Monte Cristo’s reputation for being haunted is deeply intertwined with its history of unfortunate events. The most infamous of these incidents occurred in 1898 when a maid named Anne Slavin fell from a second-floor balcony to her death. She was pregnant when she did it. She hit the stairs and was instantly killed.

It is believed that Anne’s spirit lingers within the house, and visitors have reported hearing her footsteps on the stairs and feeling her presence in various rooms.

Another pregnant maid gave birth to a son. She named him Harold. When Harold was a young boy, he was involved in a terrible accident on the premises. Harold was hit by a coach. The child survived the accident, but sustained head trauma which disabled him for life. The poor boy was kept on chains in the coach room.

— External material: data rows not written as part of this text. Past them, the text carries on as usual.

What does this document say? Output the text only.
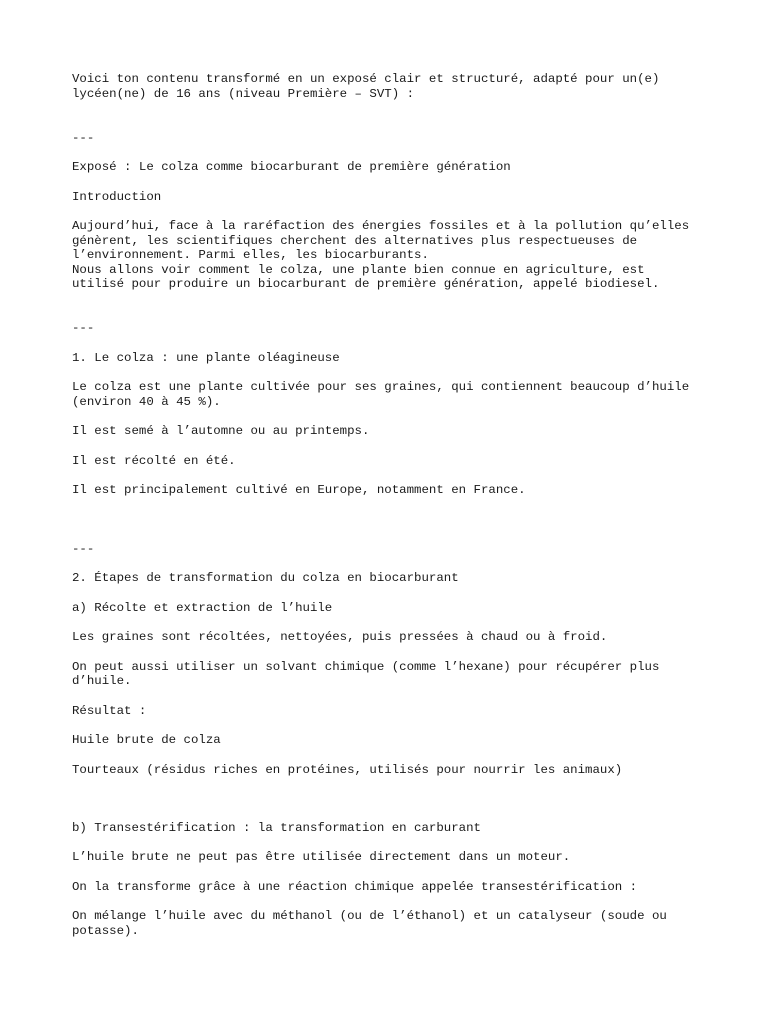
Voici ton contenu transformé en un exposé clair et structuré, adapté pour un(e)

lycéen(ne) de 16 ans (niveau Première – SVT) :

---

Exposé : Le colza comme biocarburant de première génération

Introduction

Aujourd’hui, face à la raréfaction des énergies fossiles et à la pollution qu’elles

génèrent, les scientifiques cherchent des alternatives plus respectueuses de

l’environnement. Parmi elles, les biocarburants.

Nous allons voir comment le colza, une plante bien connue en agriculture, est

utilisé pour produire un biocarburant de première génération, appelé biodiesel.

---

1. Le colza : une plante oléagineuse

Le colza est une plante cultivée pour ses graines, qui contiennent beaucoup d’huile

(environ 40 à 45 %).

Il est semé à l’automne ou au printemps.

Il est récolté en été.

Il est principalement cultivé en Europe, notamment en France.

---

2. Étapes de transformation du colza en biocarburant

a) Récolte et extraction de l’huile

Les graines sont récoltées, nettoyées, puis pressées à chaud ou à froid.

On peut aussi utiliser un solvant chimique (comme l’hexane) pour récupérer plus

d’huile.

Résultat :

Huile brute de colza

Tourteaux (résidus riches en protéines, utilisés pour nourrir les animaux)

b) Transestérification : la transformation en carburant

L’huile brute ne peut pas être utilisée directement dans un moteur.

On la transforme grâce à une réaction chimique appelée transestérification :

On mélange l’huile avec du méthanol (ou de l’éthanol) et un catalyseur (soude ou

potasse).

Local children would mock him because he would scream all day. They called him a monster and the children of Junee challenged each other to find and pester him. He was eventually put away in an asylum after he was found by the authorities, chained to his mother’s bed. She had passed away after a while. He died at the asylum, but still haunts the grounds of the homestead. He makes his presence known by the sound of chains.

The ghostly encounters

Anne Slavin’s spirit is not the only one said to haunt Monte Cristo Homestead. Visitors and caretakers have reported a multitude of paranormal experiences, including mysterious apparitions, unexplained cold spots, disembodied voices, and even phantom children playing in the hallways.

The homestead is haunted by at least 10 ghosts. Some of them more prominent than others. One thing is for sure: the previous owners hated animals. And they hate them in the afterlife as well. When the Ryan’s came home one night, they found all their chickens strangled to death in their poultry run. Also, their parrot was choked to death in its cage. And a litter of kittens, raised in their breakfast room, were all brutally killed.

The property’s eerie reputation has led to numerous investigations by paranormal experts, further fueling the fascination with the homestead’s otherworldly inhabitants.

The coach house

The coach house is haunted by a young stable boy named Morris. He didn’t feel well one day and decided to stay in bed at the coach house. His master didn’t approve the fact the boy slept in, so he decided to teach him a lesson. He put the boy’s straw mattress on fire, thinking he would jump up and get to work. But Morris was too ill, and he couldn’t get up. He died in his bed. People hear his screams up until today.

The olive ryan story

Monte Cristo’s sinister history extends to the Olive Ryan story. Olive was the wife of Monte Cristo’s second owner, and her life was plagued by a series of personal tragedies, including the death of her son. Some believe that her spirit remains in the homestead, seeking solace or retribution for the hardships she endured.

Preservation and tourism

Despite its chilling reputation, Monte Cristo Homestead remains a well-preserved historical landmark. In 1963, Reginald Ryan, the grandson of the Crawleys, purchased the property and began the painstaking task of restoring it. Today, the homestead is open to the public, offering guided tours for those brave enough to explore its haunted history.

Lights still come on and off, guests experience the feeling of nausea, overwhelming sadness and some people even faint during tours. There are disembodied whispers and unexplained mists at the house. Orbs are seen all over and there’s some poltergeist activity as well.


Monte Cristo Homestead stands as a testament to the enduring allure of the supernatural. Whether one is a believer in the paranormal or a skeptic, the homestead’s eerie history and countless ghostly encounters continue to captivate the curiosity of visitors from around the world.

It serves as a chilling reminder that, sometimes, even the most picturesque and inviting places can harbor secrets and spirits that refuse to rest in peace. As you wander its halls and explore its dark corners, Monte Cristo Homestead invites you to experience a journey into the unknown, where history and hauntings converge in a timeless dance of mystery and intrigue.